William A. Spinks Jr., the youngest of five children, was born July 11, 1865, in the then-small township of San Jose, California, to struggling farmer William Sr. and wife Cynthia J. (Prather) Spinks. He had blue eyes, dark hair and a ruddy complexion, and was 5 ft 8 in tall by adulthood. His education is obscure.

On September 1, 1891, Spinks married Clara Alexandria Karlson (b. December 12, 1871, Gothenburg, Sweden, immigrated 1872; died October 4, 1949, Los Angeles); they were to remain together for over 40 years. They returned to California from Chicago before the turn of the century.
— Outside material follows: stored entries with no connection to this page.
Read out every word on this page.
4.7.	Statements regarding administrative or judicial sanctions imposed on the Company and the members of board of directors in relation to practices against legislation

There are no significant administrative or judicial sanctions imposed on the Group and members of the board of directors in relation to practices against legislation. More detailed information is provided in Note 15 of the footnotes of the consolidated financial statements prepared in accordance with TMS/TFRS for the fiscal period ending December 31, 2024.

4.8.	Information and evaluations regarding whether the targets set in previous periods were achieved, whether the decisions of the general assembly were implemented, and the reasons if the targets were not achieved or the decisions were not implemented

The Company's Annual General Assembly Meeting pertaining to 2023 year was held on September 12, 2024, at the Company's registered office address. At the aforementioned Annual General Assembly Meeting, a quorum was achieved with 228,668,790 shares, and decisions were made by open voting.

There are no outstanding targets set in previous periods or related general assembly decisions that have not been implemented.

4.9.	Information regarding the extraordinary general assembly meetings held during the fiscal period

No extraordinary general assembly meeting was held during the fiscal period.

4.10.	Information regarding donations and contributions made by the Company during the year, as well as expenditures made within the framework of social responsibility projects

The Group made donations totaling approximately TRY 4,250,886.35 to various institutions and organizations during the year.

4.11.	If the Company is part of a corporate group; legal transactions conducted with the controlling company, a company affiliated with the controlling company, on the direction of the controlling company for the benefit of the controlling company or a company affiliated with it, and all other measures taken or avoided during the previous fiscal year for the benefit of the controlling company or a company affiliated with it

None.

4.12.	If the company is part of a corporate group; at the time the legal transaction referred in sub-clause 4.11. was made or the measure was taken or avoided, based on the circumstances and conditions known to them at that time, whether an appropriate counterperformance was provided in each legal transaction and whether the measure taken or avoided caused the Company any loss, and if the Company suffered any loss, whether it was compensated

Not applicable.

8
After a period in a San Francisco apartment (c. 1900), they lived in the then-rural Los Angeles suburbs of Duarte (c. 1910) where their farm was, and Monrovia (later, by 1920) where they maintained a modest house. After William's business success, the couple became extensive world travelers.

William Spinks died January 15, 1933, aged 67, in Monrovia, California. In Los Angeles County's San Gabriel Valley, Spinks Canyon, its stream Spinks Canyon Creek, and the local major residential thoroughfare Spinks Canyon Road (running through Duarte's northernmost residential area, Duarte Mesa), are named after him.